Ich stelle den Antrag Umdruck 498 zur Abstimmung. Wer diesem Antrag zuzustimmen wünscht, den bitte ich um das Handzeichen. — Danke schön. Ich bitte um die Gegenprobe. — Der Antrag ist abgelehnt.

(Abg. Kriedemann: Was? Mehr Geld für die Landwirtschaft abgelehnt?!)

— Der Antrag auf Umdruck 498 ist abgelehnt.
Zu Punkt 5 der gedruckten Tagesordnung ist mir mitgeteilt worden, daß Übereinstimmung im Hause bestehe, die Beratung bis zur nächsten Sitzung zurückzustellen.
Wir haben jetzt nur noch Punkt 6 der gedruckten Tagesordnung zu behandeln:
Erste, zweite und dritte Beratung des von den Fraktionen der CDU/CSU, SPD, FDP, DP eingebrachten Entwurfs eines Gesetzes über eine Betriebszählung in der Land- und Forstwirtschaft (Landwirtschaftszählung 1960) (Drucksache 1664).
Ich rufe zur ersten Beratung auf. — Das Wort wird nicht gewünscht.
Wir kommen zur zweiten Beratung. Ich rufe auf die §§ 1,-2,-3,-4,-5,-6,-7,-8,-9, — 10, — 11, — 12 — sowie Einleitung und Überschrift. — Das Wort wird nicht gewünscht. Wer zuzustimmen wünscht, den bitte ich um das Handzeichen. Danke schön. Einstimmig angenommen.
Wir kommen zur
dritten Beratung.
Ich eröffne die Generaldebatte. — Wortmeldungen liegen nicht vor. Die Generaldebatte ist geschlossen.
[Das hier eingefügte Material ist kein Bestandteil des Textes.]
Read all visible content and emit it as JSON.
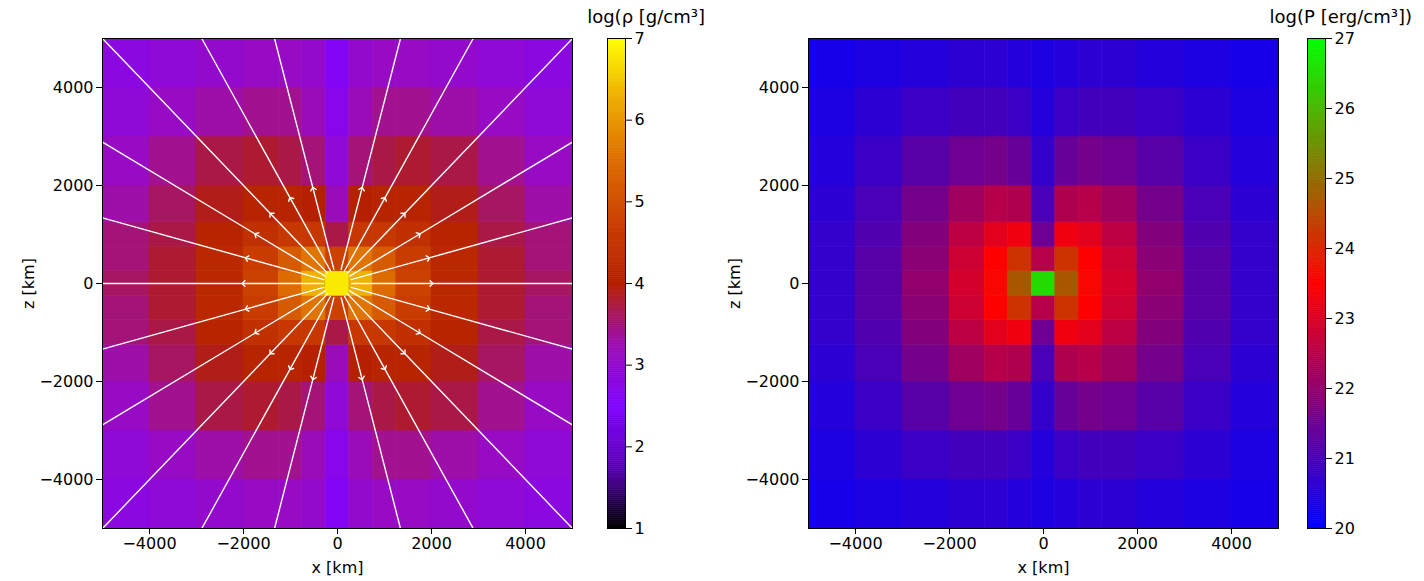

Wer dem Gesetz in der in zweiter Beratung angenommenen Fassung einschließlich der Einleitung und der Überschrift zuzustimmen wünscht, den bitte ich, sich zu erheben. — Ich danke Ihnen. Eine-Gegenprobe ist, soweit ich sehe, nicht erforderlich. Einstimmig angenommen.
Wir sind damit am Schluß unserer Tagesordnung. Ich berufe die nächste Sitzung des Deutschen Bundestages auf den 16. März, vormittags 9 Uhr, ein und schließe die Sitzung.